Staatsführung fördert junge Patrioten
Die kommunistische Partei fördert dagegen junge Patrioten wie Wuhe Qilin. Für seine Computer-Kunst wird er von der Staatspresse gefeiert. Sie nennt ihn einen Wolfskrieger, weil er gegen Chinas vermeintliche Feinde antritt, darunter die Demonstranten in Hongkong, die für Demokratie protestieren. Auf seinem Bild beten die jungen Hongkonger einen falschen Gott an: Die USA als Ausgeburt des Bösen, die die Demonstranten gegen China aufhetzen. "Was uns ärgert sind die Gewalt, die Abspaltungsversuche und dieses unmenschliche Verhalten. Das macht mich wütend. Ich denke, so ein Terror ist der gemeinsame Feind aller Menschen. Ich hoffe also, dass die Welt durch dieses Bild die Wahrheit erkennen kann", sagt Wuhe Qilin. Auf einem anderen Werk: US-Präsident Trump hält die Reporter draußen, während drinnen Außenminister Pompeo schnell noch das Corona-Virus mit Chinas Nationalfarben übermalt.
Wuhe Qilin und seine Kollegen produzieren beruflich Animationsfilme, privat produziert er Patriotismus, ganz zum Gefallen der Führung.
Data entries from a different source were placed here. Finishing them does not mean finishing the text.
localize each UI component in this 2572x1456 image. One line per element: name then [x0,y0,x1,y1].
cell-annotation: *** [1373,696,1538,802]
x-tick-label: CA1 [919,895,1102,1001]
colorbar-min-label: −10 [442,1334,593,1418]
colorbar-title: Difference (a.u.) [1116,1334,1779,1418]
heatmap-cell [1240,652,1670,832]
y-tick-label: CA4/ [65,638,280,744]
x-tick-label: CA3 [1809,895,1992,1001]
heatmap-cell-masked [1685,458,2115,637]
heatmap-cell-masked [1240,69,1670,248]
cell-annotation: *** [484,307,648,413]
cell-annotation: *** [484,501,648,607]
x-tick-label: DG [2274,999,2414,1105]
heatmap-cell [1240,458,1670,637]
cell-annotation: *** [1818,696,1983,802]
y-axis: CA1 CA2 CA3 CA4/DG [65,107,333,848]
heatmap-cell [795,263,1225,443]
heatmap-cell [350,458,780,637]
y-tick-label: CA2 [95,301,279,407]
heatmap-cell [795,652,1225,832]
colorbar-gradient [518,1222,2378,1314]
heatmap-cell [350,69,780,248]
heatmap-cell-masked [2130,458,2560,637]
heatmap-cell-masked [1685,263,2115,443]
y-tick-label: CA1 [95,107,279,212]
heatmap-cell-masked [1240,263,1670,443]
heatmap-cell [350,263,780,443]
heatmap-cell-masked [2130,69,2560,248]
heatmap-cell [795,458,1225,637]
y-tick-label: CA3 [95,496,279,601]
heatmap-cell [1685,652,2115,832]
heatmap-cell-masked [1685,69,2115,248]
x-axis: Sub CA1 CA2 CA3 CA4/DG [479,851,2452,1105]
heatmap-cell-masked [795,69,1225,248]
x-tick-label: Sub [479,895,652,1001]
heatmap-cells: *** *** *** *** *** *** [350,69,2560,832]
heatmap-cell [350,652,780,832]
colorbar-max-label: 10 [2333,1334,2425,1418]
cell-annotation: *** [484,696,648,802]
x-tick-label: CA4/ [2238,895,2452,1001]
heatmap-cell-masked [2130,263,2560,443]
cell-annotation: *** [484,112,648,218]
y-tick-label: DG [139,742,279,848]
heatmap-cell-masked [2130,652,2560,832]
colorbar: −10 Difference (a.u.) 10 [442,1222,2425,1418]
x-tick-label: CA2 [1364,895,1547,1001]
Zur Propaganda nach Außen gehören auch Filme wie dieser: Staatschef Xi Jinping als Corona-Bezwinger ruft zum Sieg über die Pandemie auf, die englischsprachige Doku-Serie vom Auslandskanal des chinesischen Staatsfernsehens wird weltweit ausgestrahlt.
Staatsführung nutzt soziale Netzwerke
Und Chinas Außenministerium macht bei Twitter Stimmung: "Es irrt, wer glaube, die USA stehe für immer im Licht und China bleibe im Dunkeln." Und ein anderer offizieller Tweet aus China: "Es könnte die US-Armee gewesen sein, die die Epidemie nach Wuhan eingeschleppt hat."
Während Twitter für Chinesen verboten ist, nutzt es die Führung ganz ungeniert. Der Politologe Wu Qiang sieht in den sozialen Netzwerken ein wichtiges Instrument für Chinas Führung. So verbreitet sich ihre Propaganda - nach außen und nach innen: "Nie war das Misstrauen in China gegenüber der Kommunistischen Partei und Xi Jinping größer als in den vergangenen neun Monaten. Die Führung gibt vor, mit autoritären Mitteln die Pandemie zu bekämpfen, dabei will sie nur die Krise überstehen – mithilfe von Polizeiherrschaft."
Verstärkte Propaganda und harte Kontrolle - mit Folgen, die auch Bloggerin Zhao Yi zu spüren bekommt: „Die Behörden lassen keine anderen Stimmen zu. Einige meiner Freunde und ich werden so an den Rand gedrängt. Für die Öffentlichkeit gelten wir dann als Menschen, die Hass verbreiten – werden Hater genannt – die ihre Heimat hassen.“ Zhao Yi hasst China nicht, sagt sie, aber will auch nicht zu allem schweigen. Doch wer die Führung in China kritisiert, muss nun mehr denn je um seine Freiheit fürchten.